Mi chiamo Fabio, ma quando sono "en femme" mi faccio chiamare Fabiola. Sono una ragazza trav di ventidue anni, ho un corpo androgino e dei capelli neri tagliati "alla maschietta".  


Dopo aver ottenuto il diploma di maturità ho trovato subito lavoro e sono andata a vivere da sola, lontana dal mio paese natale e dalla mia famiglia, che non ha mai accettato la mia omosessualità. 


All'inizio abitavo in un trilocale, ma da quando ho sorpreso il mio proprietario di casa in un gay bar, alloggio gratuitamente in un appartamento più grande, in cambio gli succhio il cazzo o mi faccio ripassare il culo quando ne ha voglia. 


La cosa non mi dispiace affatto, dato che Diego, così si chiama il mio padrone di casa, è davvero un bel tipo: cinquantotto anni, sportivo, capelli tagliati a spazzola e due baffi stile "anni Settanta". 


Le cose sono andate così: mi aggiravo per il locale truccato e vestito da zoccola, tacchi da cubista e autoreggenti nere a rete piccola, quando mi arrivò una fortissima sculacciata che mi spinse in avanti e mi fece scappare un gridolino. Mi voltai e vidi Diego. Due minuti dopo ero genuflessa nel cesso a fargli un pompino. 


Mi inginocchiai sul pavimento schizzato di piscio con fatica, a causa della gonna troppo succinta, gli slacciai i pantaloni, scostai le mutande e vidi saltare fuori un cazzo anch'esso "anni Settanta", modello John Holmes. 


Cominciai a pompare quella nerchia, ma Diego, infoiato, me lo schiaffò giù nella gola, premendo con ambedue le mani sulla mia nuca e dicendo "succhia stronza". Il vecchio porco si mise a violentarmi la gola. Mi mancava il respiro, ma lui se ne fregava e continuava a spingerlo avanti e indietro. Mi tenevo stretta alle sue gambe.  

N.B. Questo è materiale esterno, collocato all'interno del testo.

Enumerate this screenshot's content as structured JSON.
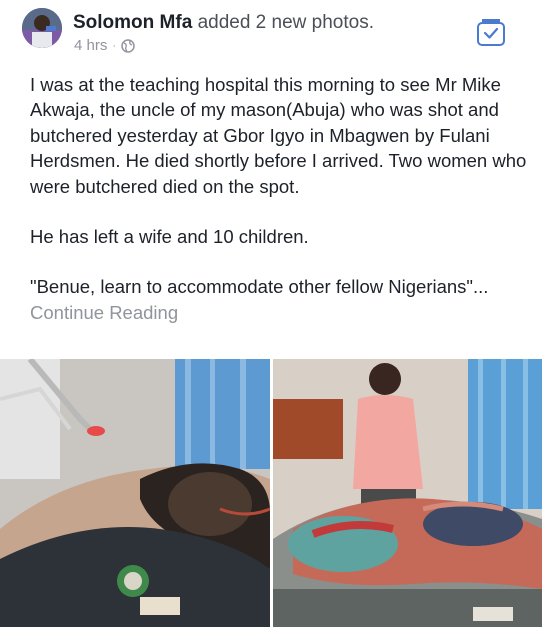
{
  "post": {
    "author": "Solomon Mfa",
    "action": "added 2 new photos.",
    "timestamp": "4 hrs",
    "separator": "·",
    "privacy_icon": "globe-icon",
    "save_icon": "saved-icon",
    "paragraphs": [
      "I was at the teaching hospital this morning to see Mr Mike Akwaja, the uncle of my mason(Abuja) who was shot and butchered yesterday at Gbor Igyo in Mbagwen by Fulani Herdsmen. He died shortly before I arrived. Two women who were butchered died on the spot.",
      "He has left a wife and 10 children."
    ],
    "last_paragraph": "\"Benue, learn to accommodate other fellow Nigerians\"...",
    "continue_label": "Continue Reading"
  },
  "colors": {
    "text": "#1d2129",
    "secondary": "#90949c",
    "accent": "#4a7bd0"
  }
}
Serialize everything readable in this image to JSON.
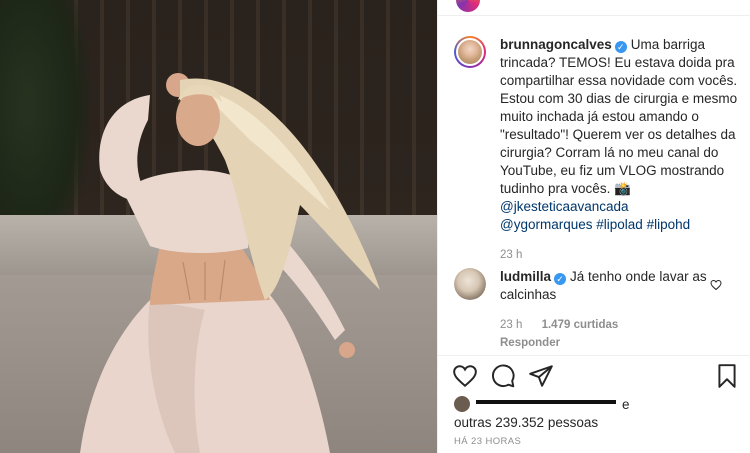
{
  "post": {
    "author": {
      "username": "brunnagoncalves",
      "verified": true,
      "caption_text": "Uma barriga trincada? TEMOS! Eu estava doida pra compartilhar essa novidade com vocês. Estou com 30 dias de cirurgia e mesmo muito inchada já estou amando o \"resultado\"! Querem ver os detalhes da cirurgia? Corram lá no meu canal do YouTube, eu fiz um VLOG mostrando tudinho pra vocês.",
      "caption_emoji": "📸",
      "mentions_line1": "@jkesteticaavancada",
      "mentions_line2": "@ygormarques",
      "hashtag_1": "#lipolad",
      "hashtag_2": "#lipohd",
      "time": "23 h"
    },
    "comment": {
      "username": "ludmilla",
      "verified": true,
      "text": "Já tenho onde lavar as calcinhas",
      "time": "23 h",
      "likes": "1.479 curtidas",
      "reply_label": "Responder"
    },
    "likes": {
      "suffix_e": "e",
      "others": "outras 239.352 pessoas"
    },
    "posted_ago": "HÁ 23 HORAS"
  },
  "icons": {
    "like": "heart-icon",
    "comment": "comment-icon",
    "share": "paper-plane-icon",
    "save": "bookmark-icon",
    "comment_like": "heart-icon",
    "verified": "verified-badge-icon"
  },
  "colors": {
    "verified_blue": "#3897f0",
    "link_blue": "#00376b",
    "muted_text": "#8e8e8e",
    "text": "#262626"
  }
}
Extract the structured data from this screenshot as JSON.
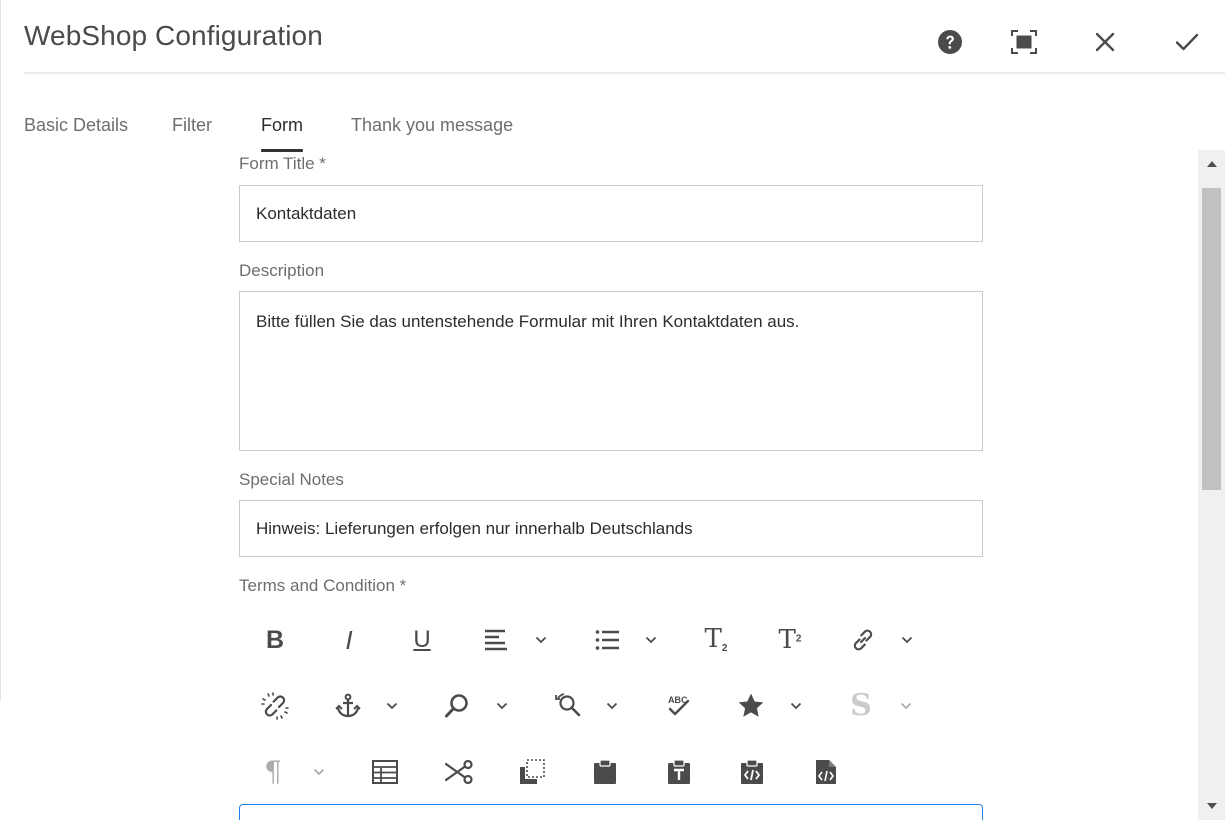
{
  "dialog": {
    "title": "WebShop Configuration",
    "icons": {
      "help": "help-circle-icon",
      "fullscreen": "fullscreen-icon",
      "close": "close-icon",
      "done": "checkmark-icon"
    }
  },
  "tabs": [
    {
      "label": "Basic Details",
      "active": false
    },
    {
      "label": "Filter",
      "active": false
    },
    {
      "label": "Form",
      "active": true
    },
    {
      "label": "Thank you message",
      "active": false
    }
  ],
  "form": {
    "form_title": {
      "label": "Form Title *",
      "value": "Kontaktdaten"
    },
    "description": {
      "label": "Description",
      "value": "Bitte füllen Sie das untenstehende Formular mit Ihren Kontaktdaten aus."
    },
    "special_notes": {
      "label": "Special Notes",
      "value": "Hinweis: Lieferungen erfolgen nur innerhalb Deutschlands"
    },
    "terms": {
      "label": "Terms and Condition *"
    }
  },
  "rte_toolbar": {
    "bold": "B",
    "italic": "I",
    "underline": "U",
    "strikethrough": "S",
    "subscript": "T",
    "subscript_mark": "2",
    "superscript": "T",
    "superscript_mark": "2",
    "paragraph": "¶",
    "icons": [
      "bold-icon",
      "italic-icon",
      "underline-icon",
      "align-icon",
      "list-icon",
      "subscript-icon",
      "superscript-icon",
      "link-icon",
      "unlink-icon",
      "anchor-icon",
      "find-icon",
      "replace-icon",
      "spellcheck-icon",
      "special-chars-icon",
      "styles-icon",
      "paragraph-format-icon",
      "table-icon",
      "cut-icon",
      "copy-icon",
      "paste-icon",
      "paste-text-icon",
      "paste-word-icon",
      "source-edit-icon"
    ]
  },
  "colors": {
    "text": "#4b4b4b",
    "label": "#6e6e6e",
    "border": "#cacaca",
    "focus": "#2680eb",
    "tab_indicator": "#323232"
  }
}
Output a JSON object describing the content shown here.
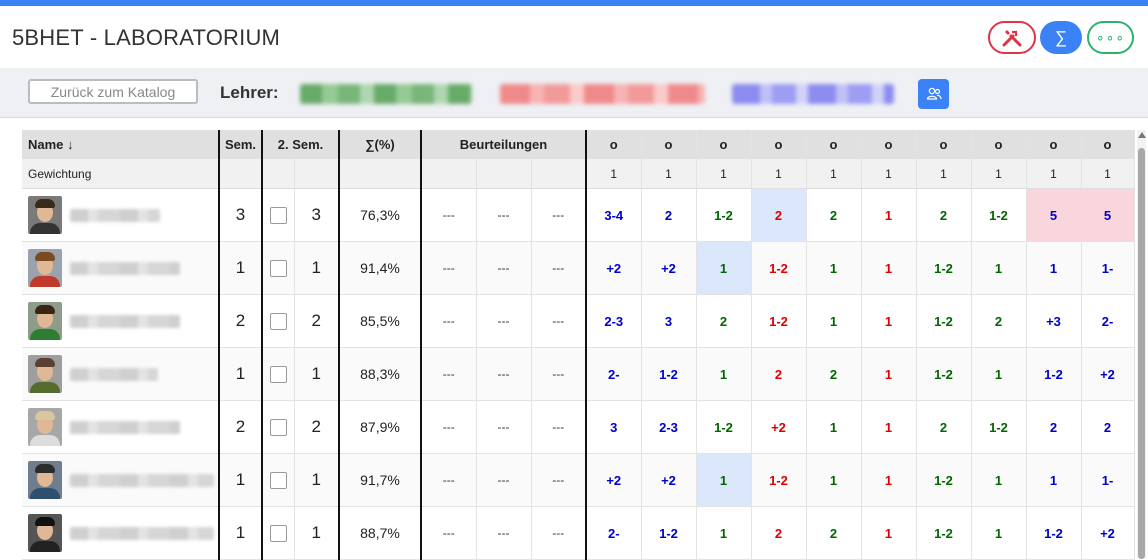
{
  "app": {
    "title": "5BHET - LABORATORIUM"
  },
  "header_buttons": {
    "tools_icon": "tools-icon",
    "sum_symbol": "∑",
    "more_symbol": "∘∘∘",
    "colors": {
      "tools": "#dc3545",
      "sum": "#3b82f6",
      "more": "#2cb36b"
    }
  },
  "toolbar": {
    "back_label": "Zurück zum Katalog",
    "teacher_label": "Lehrer:",
    "people_icon": "people-icon"
  },
  "table": {
    "headers": {
      "name": "Name ↓",
      "sem1": "Sem.",
      "sem2": "2. Sem.",
      "sum": "∑(%)",
      "beurteilungen": "Beurteilungen",
      "grade_cols": [
        "o",
        "o",
        "o",
        "o",
        "o",
        "o",
        "o",
        "o",
        "o",
        "o"
      ]
    },
    "weight_row": {
      "label": "Gewichtung",
      "weights": [
        "1",
        "1",
        "1",
        "1",
        "1",
        "1",
        "1",
        "1",
        "1",
        "1"
      ]
    },
    "rows": [
      {
        "sem1": "3",
        "sem2": "3",
        "pct": "76,3%",
        "beurteilungen": [
          "---",
          "---",
          "---"
        ],
        "grades": [
          {
            "v": "3-4",
            "c": "blue"
          },
          {
            "v": "2",
            "c": "blue"
          },
          {
            "v": "1-2",
            "c": "green"
          },
          {
            "v": "2",
            "c": "red",
            "hl": "blue"
          },
          {
            "v": "2",
            "c": "green"
          },
          {
            "v": "1",
            "c": "red"
          },
          {
            "v": "2",
            "c": "green"
          },
          {
            "v": "1-2",
            "c": "green"
          },
          {
            "v": "5",
            "c": "blue",
            "hl": "pink"
          },
          {
            "v": "5",
            "c": "blue",
            "hl": "pink"
          }
        ]
      },
      {
        "sem1": "1",
        "sem2": "1",
        "pct": "91,4%",
        "beurteilungen": [
          "---",
          "---",
          "---"
        ],
        "grades": [
          {
            "v": "+2",
            "c": "blue"
          },
          {
            "v": "+2",
            "c": "blue"
          },
          {
            "v": "1",
            "c": "green",
            "hl": "blue"
          },
          {
            "v": "1-2",
            "c": "red"
          },
          {
            "v": "1",
            "c": "green"
          },
          {
            "v": "1",
            "c": "red"
          },
          {
            "v": "1-2",
            "c": "green"
          },
          {
            "v": "1",
            "c": "green"
          },
          {
            "v": "1",
            "c": "blue"
          },
          {
            "v": "1-",
            "c": "blue"
          }
        ]
      },
      {
        "sem1": "2",
        "sem2": "2",
        "pct": "85,5%",
        "beurteilungen": [
          "---",
          "---",
          "---"
        ],
        "grades": [
          {
            "v": "2-3",
            "c": "blue"
          },
          {
            "v": "3",
            "c": "blue"
          },
          {
            "v": "2",
            "c": "green"
          },
          {
            "v": "1-2",
            "c": "red"
          },
          {
            "v": "1",
            "c": "green"
          },
          {
            "v": "1",
            "c": "red"
          },
          {
            "v": "1-2",
            "c": "green"
          },
          {
            "v": "2",
            "c": "green"
          },
          {
            "v": "+3",
            "c": "blue"
          },
          {
            "v": "2-",
            "c": "blue"
          }
        ]
      },
      {
        "sem1": "1",
        "sem2": "1",
        "pct": "88,3%",
        "beurteilungen": [
          "---",
          "---",
          "---"
        ],
        "grades": [
          {
            "v": "2-",
            "c": "blue"
          },
          {
            "v": "1-2",
            "c": "blue"
          },
          {
            "v": "1",
            "c": "green"
          },
          {
            "v": "2",
            "c": "red"
          },
          {
            "v": "2",
            "c": "green"
          },
          {
            "v": "1",
            "c": "red"
          },
          {
            "v": "1-2",
            "c": "green"
          },
          {
            "v": "1",
            "c": "green"
          },
          {
            "v": "1-2",
            "c": "blue"
          },
          {
            "v": "+2",
            "c": "blue"
          }
        ]
      },
      {
        "sem1": "2",
        "sem2": "2",
        "pct": "87,9%",
        "beurteilungen": [
          "---",
          "---",
          "---"
        ],
        "grades": [
          {
            "v": "3",
            "c": "blue"
          },
          {
            "v": "2-3",
            "c": "blue"
          },
          {
            "v": "1-2",
            "c": "green"
          },
          {
            "v": "+2",
            "c": "red"
          },
          {
            "v": "1",
            "c": "green"
          },
          {
            "v": "1",
            "c": "red"
          },
          {
            "v": "2",
            "c": "green"
          },
          {
            "v": "1-2",
            "c": "green"
          },
          {
            "v": "2",
            "c": "blue"
          },
          {
            "v": "2",
            "c": "blue"
          }
        ]
      },
      {
        "sem1": "1",
        "sem2": "1",
        "pct": "91,7%",
        "beurteilungen": [
          "---",
          "---",
          "---"
        ],
        "grades": [
          {
            "v": "+2",
            "c": "blue"
          },
          {
            "v": "+2",
            "c": "blue"
          },
          {
            "v": "1",
            "c": "green",
            "hl": "blue"
          },
          {
            "v": "1-2",
            "c": "red"
          },
          {
            "v": "1",
            "c": "green"
          },
          {
            "v": "1",
            "c": "red"
          },
          {
            "v": "1-2",
            "c": "green"
          },
          {
            "v": "1",
            "c": "green"
          },
          {
            "v": "1",
            "c": "blue"
          },
          {
            "v": "1-",
            "c": "blue"
          }
        ]
      },
      {
        "sem1": "1",
        "sem2": "1",
        "pct": "88,7%",
        "beurteilungen": [
          "---",
          "---",
          "---"
        ],
        "grades": [
          {
            "v": "2-",
            "c": "blue"
          },
          {
            "v": "1-2",
            "c": "blue"
          },
          {
            "v": "1",
            "c": "green"
          },
          {
            "v": "2",
            "c": "red"
          },
          {
            "v": "2",
            "c": "green"
          },
          {
            "v": "1",
            "c": "red"
          },
          {
            "v": "1-2",
            "c": "green"
          },
          {
            "v": "1",
            "c": "green"
          },
          {
            "v": "1-2",
            "c": "blue"
          },
          {
            "v": "+2",
            "c": "blue"
          }
        ]
      }
    ]
  },
  "colors": {
    "accent": "#3b82f6",
    "grade_blue": "#0000cc",
    "grade_green": "#006600",
    "grade_red": "#e00000",
    "highlight_blue": "#dbe7fb",
    "highlight_pink": "#f8d6dc"
  }
}
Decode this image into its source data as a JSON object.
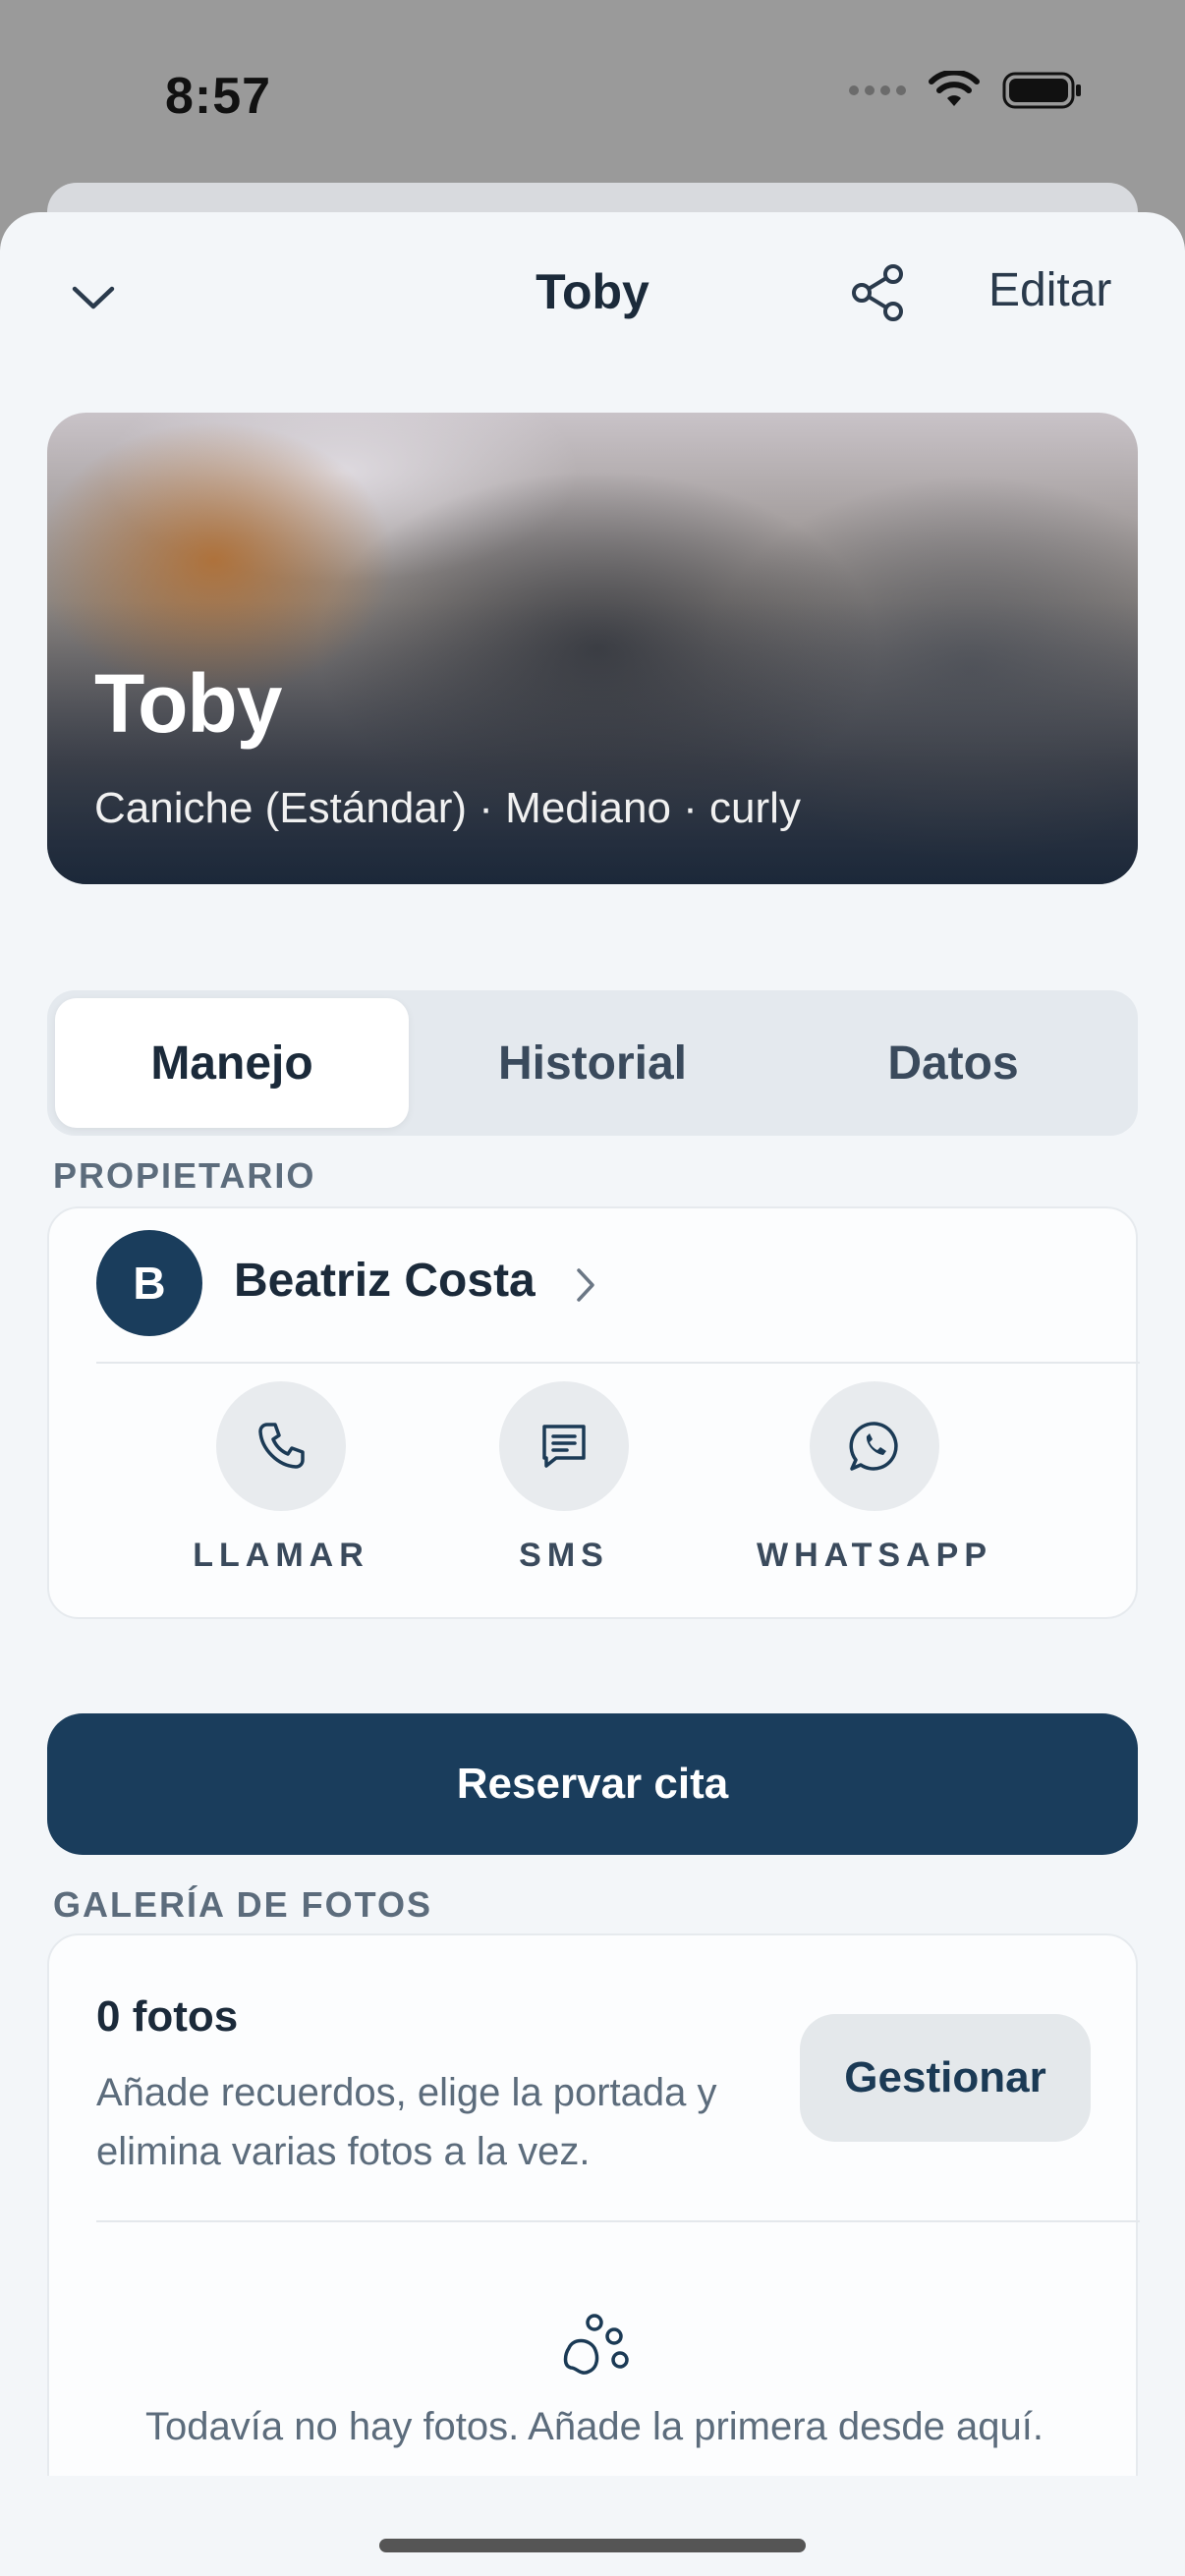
{
  "status_bar": {
    "time": "8:57"
  },
  "nav": {
    "title": "Toby",
    "edit_label": "Editar"
  },
  "hero": {
    "name": "Toby",
    "subtitle": "Caniche (Estándar) · Mediano · curly"
  },
  "tabs": [
    {
      "label": "Manejo",
      "active": true
    },
    {
      "label": "Historial",
      "active": false
    },
    {
      "label": "Datos",
      "active": false
    }
  ],
  "owner_section": {
    "label": "PROPIETARIO",
    "avatar_initial": "B",
    "name": "Beatriz Costa",
    "actions": [
      {
        "label": "LLAMAR",
        "icon": "phone-icon"
      },
      {
        "label": "SMS",
        "icon": "message-icon"
      },
      {
        "label": "WHATSAPP",
        "icon": "whatsapp-icon"
      }
    ]
  },
  "book_button": "Reservar cita",
  "gallery": {
    "label": "GALERÍA DE FOTOS",
    "count": "0 fotos",
    "description": "Añade recuerdos, elige la portada y elimina varias fotos a la vez.",
    "manage_label": "Gestionar",
    "empty_text": "Todavía no hay fotos. Añade la primera desde aquí."
  },
  "colors": {
    "primary": "#1a3d5c",
    "background": "#f3f6f9",
    "card": "#fcfdfe"
  }
}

Sentivo le sue palle gonfie e lievemente pelose contro il mento e sulla lingua avevo un sapore pungente di cazzo sudato. Gli occhi mi lacrimavano e copiosi rivoli di saliva mi colavano dai lati della bocca. Venni due volte mentre Diego mi spaccava la laringe, godendo come non mai. 


Proprio mentre la nerchia era saldamente conficcata nella mia gola, al punto tale che le mie labbra sfioravano i peli pubici dell'uomo, mi sparò dentro tutto il suo liquido seminale. Era così tanto che ebbi numerosi singulti e dello sperma vischioso mi fuoriuscì dalle narici. 


Diego si mise a ridere davanti a quella scena, tirò fuori la minchia dalla mia bocca, ridotta a buco per il suo piacere, e disse: "cazzo che faccia da baldracca". Mi scattò alcune foto col cellulare. Non capivo più niente, poi aggiunse: "ti verrò a trovare, succhiacazzi". Infine, se ne andò lasciandomi in ginocchio nel cesso. 


Rimasi ferma ancora un po', godendomi il sapore dello sperma e dell'umiliazione; la saliva ai lati della bocca e la consapevolezza di non essere altro che un contenitore per la sborra degli uomini veri. 


Mi rialzai, quando uscii, mi vidi nello specchio del bagno: ero arrossata, l'ombretto era colato in due lunghe righe fino alle guance, il rossetto blu era sparso ai lati della bocca. Avrei voluto che mi vedesse quello stronzo omofobo di mio padre.